Anne Kellas may see all of us, not only doubly, but perhaps even more times than that. Her poetic voice says, I see you, but you can't see me. The game of hide and seek is couched in elegant, precise language. Still, I've come away puzzled, and often unsatisfied. I don't really know who she is, or to be more exact, who her narrators are: too many mirrors, angles, and references are shifted around, and often the flat tone creates a sense of emotional detachment.
This becomes disconcerting, especially in the poems that deal with romantic issues.
But when Kellas writes on political issues, she's at her best. The poem "of grey rain it is said" is almost uncanny in its ability to name the evil brewing that's threatening the world's children. To focus, and to keep steady, with the repetition of the phrase "Useless wars." At the time I'm writing this, these lines from the same poem seem so true they hurt:
"I hear Israel recoil
with the aftershot of a gunwound.
My feet slip in desert sand
clean through to concrete Iraq:
dry cement.
Stone impediments to my dreams."
Kellas is good on how life betrays us, and how no one, in the end, is privileged. "From a Christmas card home" is a vignette where the narrator muses that a sugar bowl may sit on a damask cloth, and "no machine guns will disturb its gravity, ever". But could they? Of
course.
In a similar poem, "Reeling out the Blue Oyster tape," the narrator wants to "become that thing within, which bears no branding by the world". Not one of us lives a life without wounds. Aware of that, Kellas becomes complicit; takes us, in her strange, elusive way, to read signs in her life of lost homes, and loved one's faces. Above all, of her memories of South Africa.

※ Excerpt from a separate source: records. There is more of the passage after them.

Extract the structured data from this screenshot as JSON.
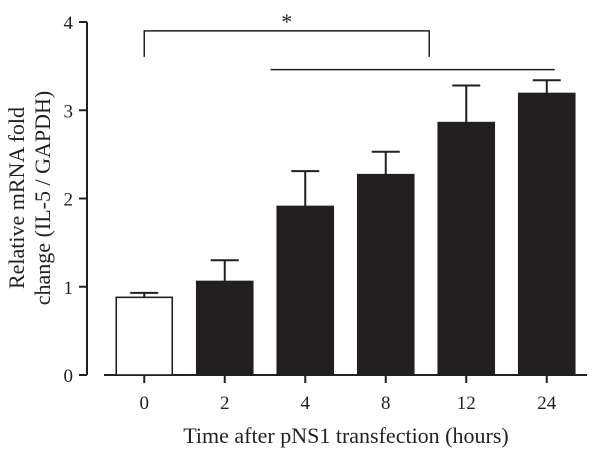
{
  "chart_data": {
    "type": "bar",
    "categories": [
      "0",
      "2",
      "4",
      "8",
      "12",
      "24"
    ],
    "values": [
      0.88,
      1.06,
      1.91,
      2.27,
      2.86,
      3.19
    ],
    "errors": [
      0.05,
      0.24,
      0.4,
      0.26,
      0.42,
      0.15
    ],
    "bar_colors": [
      "#ffffff",
      "#231f20",
      "#231f20",
      "#231f20",
      "#231f20",
      "#231f20"
    ],
    "title": "",
    "xlabel": "Time after pNS1 transfection (hours)",
    "ylabel": [
      "Relative mRNA fold",
      "change (IL-5 / GAPDH)"
    ],
    "ylim": [
      0,
      4
    ],
    "yticks": [
      "0",
      "1",
      "2",
      "3",
      "4"
    ],
    "grid": false,
    "annotations": {
      "bracket": {
        "from_category": "0",
        "to_category": "12",
        "level": 3.9,
        "label": "*"
      },
      "span_line": {
        "from_category": "4",
        "to_category": "24",
        "level": 3.46
      }
    }
  }
}
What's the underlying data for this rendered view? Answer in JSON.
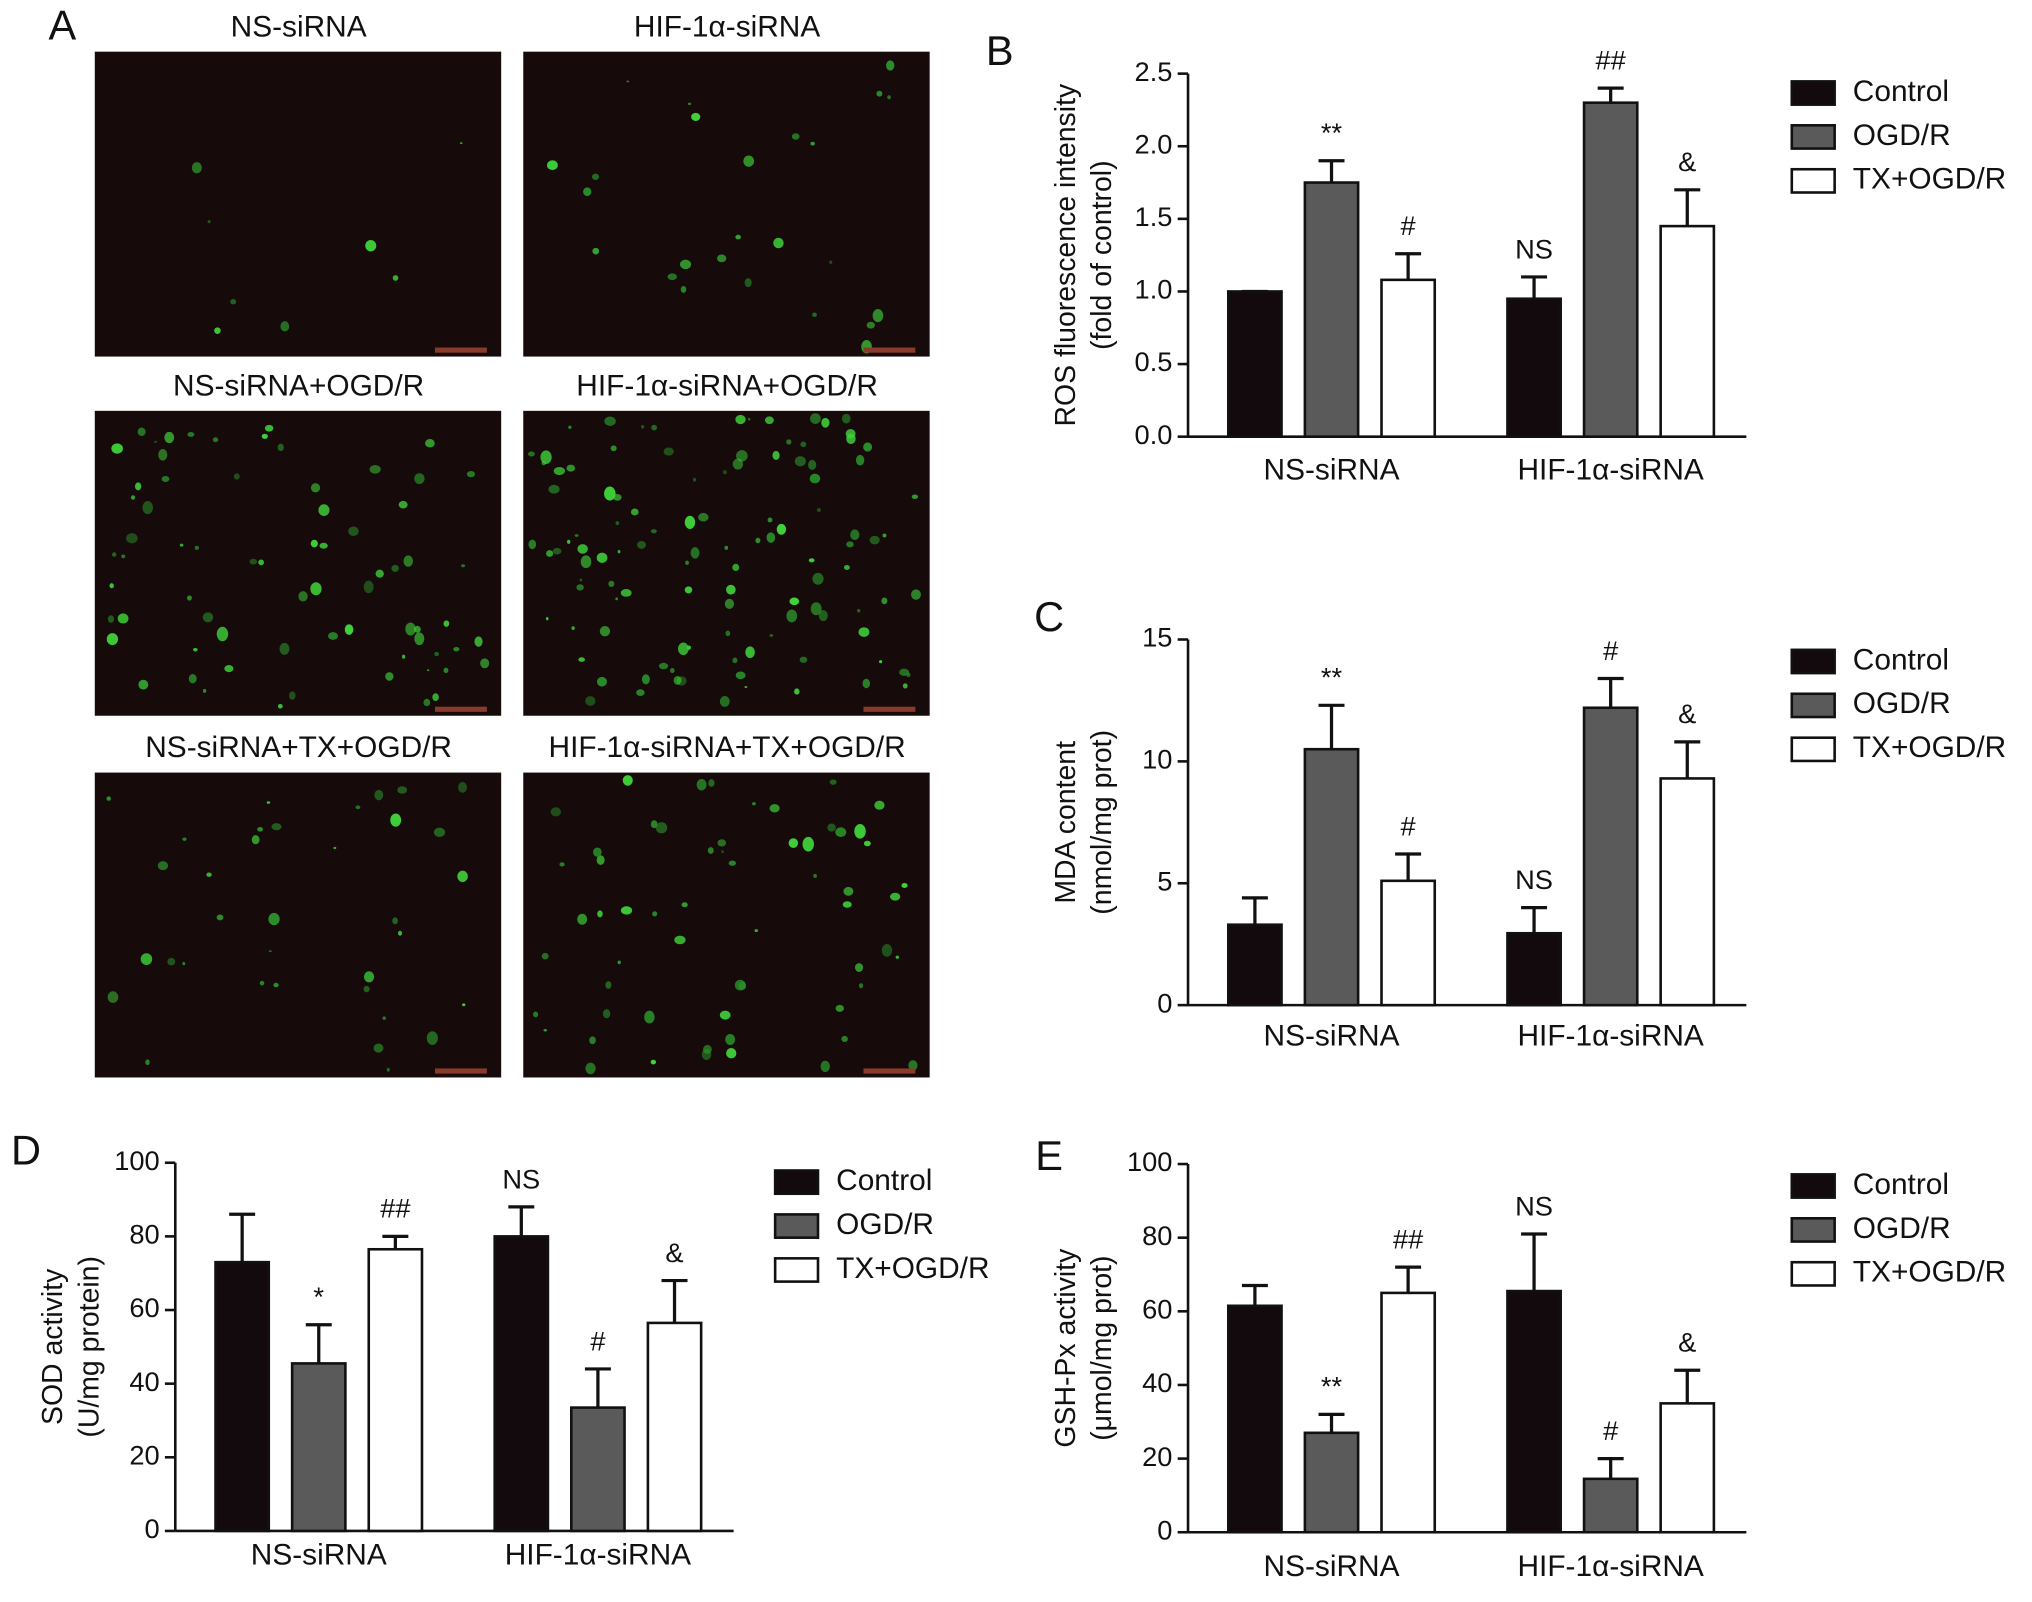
{
  "images": {
    "label": "A",
    "titles": [
      "NS-siRNA",
      "HIF-1α-siRNA",
      "NS-siRNA+OGD/R",
      "HIF-1α-siRNA+OGD/R",
      "NS-siRNA+TX+OGD/R",
      "HIF-1α-siRNA+TX+OGD/R"
    ]
  },
  "chart_data": [
    {
      "type": "bar",
      "panel": "B",
      "ylabel": [
        "ROS fluorescence intensity",
        "(fold of control)"
      ],
      "categories": [
        "NS-siRNA",
        "HIF-1α-siRNA"
      ],
      "ylim": [
        0,
        2.5
      ],
      "yticks": [
        {
          "value": 0,
          "label": "0.0"
        },
        0.5,
        {
          "value": 1,
          "label": "1.0"
        },
        1.5,
        {
          "value": 2,
          "label": "2.0"
        },
        2.5
      ],
      "series": [
        {
          "name": "Control",
          "color": "#120a0c",
          "values": [
            1.0,
            0.95
          ],
          "errors": [
            0,
            0.15
          ],
          "annotations": [
            null,
            "NS"
          ]
        },
        {
          "name": "OGD/R",
          "color": "#5a5a5a",
          "values": [
            1.75,
            2.3
          ],
          "errors": [
            0.15,
            0.1
          ],
          "annotations": [
            "**",
            "##"
          ]
        },
        {
          "name": "TX+OGD/R",
          "color": "#ffffff",
          "values": [
            1.08,
            1.45
          ],
          "errors": [
            0.18,
            0.25
          ],
          "annotations": [
            "#",
            "&"
          ]
        }
      ]
    },
    {
      "type": "bar",
      "panel": "C",
      "ylabel": [
        "MDA content",
        "(nmol/mg prot)"
      ],
      "categories": [
        "NS-siRNA",
        "HIF-1α-siRNA"
      ],
      "ylim": [
        0,
        15
      ],
      "yticks": [
        0,
        5,
        10,
        15
      ],
      "series": [
        {
          "name": "Control",
          "color": "#120a0c",
          "values": [
            3.3,
            2.95
          ],
          "errors": [
            1.1,
            1.05
          ],
          "annotations": [
            null,
            "NS"
          ]
        },
        {
          "name": "OGD/R",
          "color": "#5a5a5a",
          "values": [
            10.5,
            12.2
          ],
          "errors": [
            1.8,
            1.2
          ],
          "annotations": [
            "**",
            "#"
          ]
        },
        {
          "name": "TX+OGD/R",
          "color": "#ffffff",
          "values": [
            5.1,
            9.3
          ],
          "errors": [
            1.1,
            1.5
          ],
          "annotations": [
            "#",
            "&"
          ]
        }
      ]
    },
    {
      "type": "bar",
      "panel": "D",
      "ylabel": [
        "SOD activity",
        "(U/mg protein)"
      ],
      "categories": [
        "NS-siRNA",
        "HIF-1α-siRNA"
      ],
      "ylim": [
        0,
        100
      ],
      "yticks": [
        0,
        20,
        40,
        60,
        80,
        100
      ],
      "series": [
        {
          "name": "Control",
          "color": "#120a0c",
          "values": [
            73,
            80
          ],
          "errors": [
            13,
            8
          ],
          "annotations": [
            null,
            "NS"
          ]
        },
        {
          "name": "OGD/R",
          "color": "#5a5a5a",
          "values": [
            45.5,
            33.5
          ],
          "errors": [
            10.5,
            10.5
          ],
          "annotations": [
            "*",
            "#"
          ]
        },
        {
          "name": "TX+OGD/R",
          "color": "#ffffff",
          "values": [
            76.5,
            56.5
          ],
          "errors": [
            3.5,
            11.5
          ],
          "annotations": [
            "##",
            "&"
          ]
        }
      ]
    },
    {
      "type": "bar",
      "panel": "E",
      "ylabel": [
        "GSH-Px activity",
        "(μmol/mg prot)"
      ],
      "categories": [
        "NS-siRNA",
        "HIF-1α-siRNA"
      ],
      "ylim": [
        0,
        100
      ],
      "yticks": [
        0,
        20,
        40,
        60,
        80,
        100
      ],
      "series": [
        {
          "name": "Control",
          "color": "#120a0c",
          "values": [
            61.5,
            65.5
          ],
          "errors": [
            5.5,
            15.5
          ],
          "annotations": [
            null,
            "NS"
          ]
        },
        {
          "name": "OGD/R",
          "color": "#5a5a5a",
          "values": [
            27,
            14.5
          ],
          "errors": [
            5,
            5.5
          ],
          "annotations": [
            "**",
            "#"
          ]
        },
        {
          "name": "TX+OGD/R",
          "color": "#ffffff",
          "values": [
            65,
            35
          ],
          "errors": [
            7,
            9
          ],
          "annotations": [
            "##",
            "&"
          ]
        }
      ]
    }
  ]
}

Australia is real to her, and valued, but South Africa has all the power and terror of ghosts. Often, in a single poem, Kellas' language can go from banal to sublime, and then back again. These lines from "Everything" fell flat smack in the middle of the poem: "What do I feel?/ Nothing./ Landscape./ Fear./ Terrorism./ Blind./ Hope, despair. Word games./ Scrabble." And then, right at the end, Kellas strikes the right lyric note.
"The unreal blue street at night might as well be cake, glazed in the night. Odd lights
and silence, void. If people are living there they are ants. What they believe is terrible
though they don't tell. And life's still waiting out there, everything."
While reading these poems, I had an image of Anne Kellas as a child, told repeatedly to mind her manners, and that good children were seen and not heard. She was taught of how God loves the world. And that some things could never be mentioned - not at dinner, not to guests, and not even to one's parents. An odd reticence holds the poems back, when deep down, they want to explode, use language like a laser beam against the night sky. There are hard truths in her work, and a well-developed sense of craft. Yet nothing hits us in the gut, shocks us, or stuns us with beauty. If anything, I'd like Kellas to take more risks in her work - let in the nasty, the ugly, and the suppressed. Stop making acceptable surfaces to house the pain, and just give us the honest pain. And more of the blunt origins of that pain.
Now, unfortunately, I have to talk about the production values of Isolated States as a book, as a made thing. It's easily one of the worst looking books I've seen for years. With work this fine, it's a shame that the publisher chose an ugly orange cover, and a design on the front cover reminiscent of high school drawings. And I was astonished to find that poems repeat twice within the book - are there no responsible editors at Cornford Press? Was Anne Kellas sent a copy of the galleys, so she could check on this kind of mistake? For her next book, I do wish her a better publisher.